Usai ke KY, Baradatu dan NCW Laporkan Hakim PN Medan yang Vonis Lepas Pasutri ke KPK
- Istimewa/VIVA Medan
VIVA Medan - Setelah ke Komisi Yudisial, Barisan Advokat Bersatu (Baradatu) dan Nasional Corruption Watch (NCW) melaporkan Hakim Pengadilan Negeri PN Medan yang memutuskan vonis lepas (onslag) terhadap pasangan suami istri (Pasutri) yang merugikan perusahaan sebesar Rp583 miliar dilaporkan ke Komisi Pemberantasan Korupsi (KPK).
Laporan ini dilakukan usai sebelumnya melaporkan hakim yang menyidangkan kasus dengan terdakwa dua pasutri pemalsuan tanda tangan direktur perusahaan, Yansen (66) dan Meliana Jusman (66) divonis lepas oleh Majelis Hakim PN Medan pada Selasa, 6 November 2024.
Ketua Umum Baradatu, Herwanto Nurmansyah mengatakan, pihaknya secara resmi melaporkan 3 Hakim ke KPK, yakni M. Nazir sebagai Hakim Ketua, Efrata Happy Tarigan sebagai Hakim Anggota dan Khairulludin sebagai Hakim Anggota. "Sekarang kami menyampaikan surat secara resmi kepada KPK," kata Herwanto kepada wartawan di Gedung Merah Putih KPK, Setiabudi, Jakarta Selatan, Senin 18 November 2024.
“Kami meyakini ini bisa jadi dugaan kami akan menjadi peristiwa seperti Ronald Tannur di Surabaya jilid duanya,” jelasnya.
Herwanto menambahkan, sebelumnya pihaknya juga sudah melapor kepada Komisi Yudisial (KY) terkait putusan hakim PN Medan tersebut. "Kalau KY memanggil dan memeriksa Majelis Hakim ini, saya meyakini sangat meyakini dugaan bahwa ada pelanggaran kode etik, saya meyakini itu pasti ketemu. Cuma kalau pidananya kita belum bisa memastikan, apakah ada transaksi? Apakah ada dugaan tindak pidana korupsi?," terang Herwanto.
Herwanto mengaku curiga putusan PN Medan yang memutus onslag yang artinya ada peristiwa tapi bukan tindak pidana. Namun, Hakim tidak menjelaskan apakah surat kuasa yang dibuat terdakwa pasutri itu pemalsuan atau tidak.
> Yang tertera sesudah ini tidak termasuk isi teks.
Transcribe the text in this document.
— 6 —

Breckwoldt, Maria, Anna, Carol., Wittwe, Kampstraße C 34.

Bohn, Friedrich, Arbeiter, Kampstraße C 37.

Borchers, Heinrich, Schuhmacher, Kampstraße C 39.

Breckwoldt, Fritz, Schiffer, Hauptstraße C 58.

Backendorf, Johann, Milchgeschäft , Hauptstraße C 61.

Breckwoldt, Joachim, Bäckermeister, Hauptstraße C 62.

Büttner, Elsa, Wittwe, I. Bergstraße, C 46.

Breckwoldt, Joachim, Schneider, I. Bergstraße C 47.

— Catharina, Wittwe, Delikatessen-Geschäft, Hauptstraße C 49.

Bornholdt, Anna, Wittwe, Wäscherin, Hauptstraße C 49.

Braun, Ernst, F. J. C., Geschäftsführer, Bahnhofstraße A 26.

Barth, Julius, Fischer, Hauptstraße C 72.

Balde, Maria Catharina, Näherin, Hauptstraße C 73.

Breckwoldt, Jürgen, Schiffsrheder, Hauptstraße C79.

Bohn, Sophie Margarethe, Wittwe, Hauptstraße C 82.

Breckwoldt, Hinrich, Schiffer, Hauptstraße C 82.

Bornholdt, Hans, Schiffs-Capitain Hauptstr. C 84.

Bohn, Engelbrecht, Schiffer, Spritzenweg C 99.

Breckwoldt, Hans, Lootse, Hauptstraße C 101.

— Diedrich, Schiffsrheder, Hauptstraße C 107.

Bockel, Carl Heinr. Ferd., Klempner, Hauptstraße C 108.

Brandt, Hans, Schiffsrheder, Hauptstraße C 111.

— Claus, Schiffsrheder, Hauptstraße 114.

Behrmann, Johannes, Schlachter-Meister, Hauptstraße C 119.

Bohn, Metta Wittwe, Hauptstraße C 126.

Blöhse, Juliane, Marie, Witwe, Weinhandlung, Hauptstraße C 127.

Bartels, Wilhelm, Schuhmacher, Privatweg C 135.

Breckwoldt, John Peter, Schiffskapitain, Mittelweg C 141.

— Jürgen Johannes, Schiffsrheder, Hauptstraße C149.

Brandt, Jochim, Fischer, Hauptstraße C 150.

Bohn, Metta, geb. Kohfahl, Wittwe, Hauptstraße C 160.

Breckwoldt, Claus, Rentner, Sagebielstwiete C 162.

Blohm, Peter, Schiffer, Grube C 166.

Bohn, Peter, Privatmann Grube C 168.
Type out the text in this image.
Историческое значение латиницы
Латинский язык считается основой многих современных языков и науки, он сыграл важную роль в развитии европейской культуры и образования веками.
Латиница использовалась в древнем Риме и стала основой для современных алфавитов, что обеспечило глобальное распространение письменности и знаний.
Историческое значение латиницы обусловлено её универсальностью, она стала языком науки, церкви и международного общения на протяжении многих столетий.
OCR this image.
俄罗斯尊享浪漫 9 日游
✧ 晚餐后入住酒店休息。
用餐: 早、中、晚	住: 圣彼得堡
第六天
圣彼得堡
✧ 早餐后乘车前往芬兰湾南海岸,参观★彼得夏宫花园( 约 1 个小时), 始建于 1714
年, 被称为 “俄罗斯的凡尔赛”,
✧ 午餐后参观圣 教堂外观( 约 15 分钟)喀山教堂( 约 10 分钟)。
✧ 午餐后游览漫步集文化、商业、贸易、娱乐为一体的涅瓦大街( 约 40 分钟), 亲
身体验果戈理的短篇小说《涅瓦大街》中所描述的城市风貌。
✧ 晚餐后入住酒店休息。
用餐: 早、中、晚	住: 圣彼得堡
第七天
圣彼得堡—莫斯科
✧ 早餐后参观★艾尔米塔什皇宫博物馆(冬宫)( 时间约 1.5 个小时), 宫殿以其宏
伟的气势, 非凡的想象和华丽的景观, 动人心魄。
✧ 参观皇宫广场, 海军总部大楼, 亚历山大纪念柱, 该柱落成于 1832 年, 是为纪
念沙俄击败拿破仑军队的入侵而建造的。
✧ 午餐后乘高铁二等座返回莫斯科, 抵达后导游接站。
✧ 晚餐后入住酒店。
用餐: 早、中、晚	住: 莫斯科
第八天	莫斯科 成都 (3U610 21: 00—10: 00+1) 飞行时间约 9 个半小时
"Kalau memang majelis hakim meyakini bahwa ini bukanlah peristiwa tindak pidana, idealnya putusannya menyatakan surat ini adalah asli. Bebaskan saja orang, jangan onslag. Ya ini kan putusan onslag ini putusan banci itu," tuturnya.
Dengan tidak adanya kesimpulan terkait surat dimaksud kata Herwanto, menimbulkan analisa bahwa surat yang dibuat kedua terdakwa tersebut adalah palsu. "Nah, cuma yang dibahas disini peristiwanya bukanlah peristiwa tindak pidana. Nah, ini yang menurut kami agak kontradiktif ya, antara putusan dengan laporan. Sehingga tadi disini juga hadir NCW, ya artinya ada dugaan tindak pidana, kira-kira seperti itu," pungkasnya.
Setelah membuat laporan ke KPK, Baradatu bersama Nasional Corruption Watch (NCW) akan mengadu kepada Komisi III DPR RI di Senayan, Jakarta Pusat.